Baró denuncia que hay comunidades de vecinos que tienen concedidas subvenciones y no pueden ejecutar las obras porque no tienen el permiso del Ayuntamiento. Este hecho es muy importante porque la ayuda les puede caducar. De media, la instalación de uno de estos ascensores cuesta unos 200.000 euros. Las subvenciones cubren el 60% del proyecto. Las otorga la Agencia de la Vivienda de Cataluña de la Generalitat. En algún edificio, caso de la calle de Góngora, 19 (en el Verdum), la subvención les caducó y tuvieron que volver a solicitarla. «Ahora disponen de seis meses para comenzar las obras», desvela Avilés. Fuentes vecinales de esta finca subrayan las muchas dificultades que tienen para hablar con el Ayuntamiento, más allá de algunas reuniones públicas. En este inmueble, de las personas que viven en las ocho viviendas hay tres o cuatro con problemas de movilidad reducida y otras son mayores, lo cual hace totalmente necesario que dispongan de ascensor. Las fuentes consultadas de la finca han pedido ser citadas sin su nombre.

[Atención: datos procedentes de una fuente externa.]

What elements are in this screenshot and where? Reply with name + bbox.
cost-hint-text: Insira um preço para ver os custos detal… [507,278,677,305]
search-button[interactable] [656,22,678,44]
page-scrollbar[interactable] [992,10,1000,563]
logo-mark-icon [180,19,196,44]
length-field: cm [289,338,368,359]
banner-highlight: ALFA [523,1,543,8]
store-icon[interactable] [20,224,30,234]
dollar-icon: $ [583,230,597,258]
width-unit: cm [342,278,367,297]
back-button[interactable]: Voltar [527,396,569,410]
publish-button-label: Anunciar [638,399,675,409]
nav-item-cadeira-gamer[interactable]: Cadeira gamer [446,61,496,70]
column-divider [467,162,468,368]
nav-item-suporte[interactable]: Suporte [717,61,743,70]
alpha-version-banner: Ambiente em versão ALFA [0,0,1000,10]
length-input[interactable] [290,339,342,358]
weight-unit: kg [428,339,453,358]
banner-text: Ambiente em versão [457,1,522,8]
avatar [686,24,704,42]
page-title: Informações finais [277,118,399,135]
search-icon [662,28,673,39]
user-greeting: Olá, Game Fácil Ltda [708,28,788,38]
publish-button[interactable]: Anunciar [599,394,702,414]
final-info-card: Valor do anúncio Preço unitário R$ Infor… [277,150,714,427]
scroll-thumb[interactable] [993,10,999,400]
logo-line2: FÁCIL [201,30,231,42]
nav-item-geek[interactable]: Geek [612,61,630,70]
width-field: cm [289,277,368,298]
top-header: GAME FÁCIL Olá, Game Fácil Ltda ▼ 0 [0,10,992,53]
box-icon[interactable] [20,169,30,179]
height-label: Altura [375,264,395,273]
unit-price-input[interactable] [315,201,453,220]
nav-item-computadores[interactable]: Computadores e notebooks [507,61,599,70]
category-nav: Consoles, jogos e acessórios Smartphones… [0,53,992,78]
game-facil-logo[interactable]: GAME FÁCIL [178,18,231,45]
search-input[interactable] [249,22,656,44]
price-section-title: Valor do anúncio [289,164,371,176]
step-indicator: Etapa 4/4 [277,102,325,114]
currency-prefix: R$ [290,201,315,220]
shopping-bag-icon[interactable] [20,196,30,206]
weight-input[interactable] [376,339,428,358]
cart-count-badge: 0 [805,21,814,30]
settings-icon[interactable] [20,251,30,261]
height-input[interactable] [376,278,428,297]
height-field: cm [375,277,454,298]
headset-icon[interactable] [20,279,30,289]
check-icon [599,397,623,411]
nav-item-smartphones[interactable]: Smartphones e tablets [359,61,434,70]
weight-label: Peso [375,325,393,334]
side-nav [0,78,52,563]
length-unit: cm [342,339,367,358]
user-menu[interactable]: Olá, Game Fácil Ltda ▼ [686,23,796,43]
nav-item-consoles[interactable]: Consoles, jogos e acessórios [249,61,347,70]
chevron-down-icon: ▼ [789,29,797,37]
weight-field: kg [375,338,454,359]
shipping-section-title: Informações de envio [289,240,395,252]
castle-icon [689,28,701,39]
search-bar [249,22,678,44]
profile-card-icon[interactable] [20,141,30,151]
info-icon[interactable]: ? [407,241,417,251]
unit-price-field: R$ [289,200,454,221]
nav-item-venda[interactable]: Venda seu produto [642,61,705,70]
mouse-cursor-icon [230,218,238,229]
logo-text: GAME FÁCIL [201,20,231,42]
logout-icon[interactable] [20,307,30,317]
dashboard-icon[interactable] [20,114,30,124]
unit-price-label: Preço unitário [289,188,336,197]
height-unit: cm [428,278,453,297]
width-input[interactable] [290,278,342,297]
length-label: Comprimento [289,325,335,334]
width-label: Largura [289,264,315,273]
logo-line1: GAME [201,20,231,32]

Vecinos pasean entre los edificios en los cuales se deben instalar ascensores / Jordi Play

La presidencia de la comunidad de la calle de Simancas, 83, que también ha pedido anonimato, explica que han aprobado en junta en febrero de 2026 colocar un ascensor en la finca, pero aún no han solicitado la subvención. En los últimos meses, los residentes del inmueble se han enterado de la existencia del PMU, «tocando puertas» para obtener información y pedir presupuestos para la instalación. «He echado de menos un acompañamiento al inicio por parte del Ayuntamiento. Me preguntaba por qué en Roquetes había tantos edificios sin ascensor», dicen desde la presidencia de la finca, que exige una solución «diligente» y en «un plazo corto» a un problema municipal que se arrastra desde 2015. También defiende colocar el ascensor, no solo porque hay personas mayores, sino porque supondrá una mejora sustancial y cualitativa para el barrio, con balcones en las fachadas.

El gobierno revisará el PMU, pero será el mandato siguiente

Los republicanos presentaron un ruego en la comisión de Urbanismo del martes para pedir la revisión urgente del PMU. La teniente de alcaldía de Urbanismo, Laia Bonet, respondió que el distrito de Nou Barris tiene “la voluntad” de trabajar en la revisión del planeamiento para adecuarlo mejor a las condiciones actuales, tanto desde un punto de vista técnico como normativo. No obstante, Bonet valoró que la tramitación no puede ser inmediata “sin poner en riesgo la calidad del procedimiento”. El ejecutivo espera disponer de una propuesta lo antes posible, pero “previsiblemente” no será este mandato, que termina dentro de un año y poco más. Bonet sí se comprometió a trabajar para encontrar “las mejores fórmulas posibles dentro del marco normativo vigente”, para que las comunidades que tienen concedidas ayudas no se vean perjudicadas.

El ascensor instalado en la calle de Artesania, 110, en la misma fachada, pero sin balcones / Jordi Subirana

El planeamiento prevé otras tipologías de ascensor más allá de la B, que es aquella en la cual los elevadores van a la fachada con balcones y que, en el caso de los barrios de Verdum y las Roquetes, afecta a 51 fincas y 190 viviendas. Los ascensores de tipología A -colocados en fachada sin balcones- se deben poner en 23 inmuebles con 92 pisos. Pero, según Avilés, solo se han instalado en dos fincas, en las calles de Almansa, 55, y Artesania, 110. En estos casos, el PMU planteaba que los ascensores fueran hasta cada medio rellano y después que los vecinos subieran medio piso hasta su casa. “En las dos fincas en las que se ha podido poner lo hemos podido modificar y que el ascensor haga el recorrido sin tener que bajar a medio rellano”. Finalmente, los ascensores de tipología C -siete fincas y 56 viviendas- no presentan dificultades técnicas, ya que el edificio permite que los elevadores se puedan poner en el interior.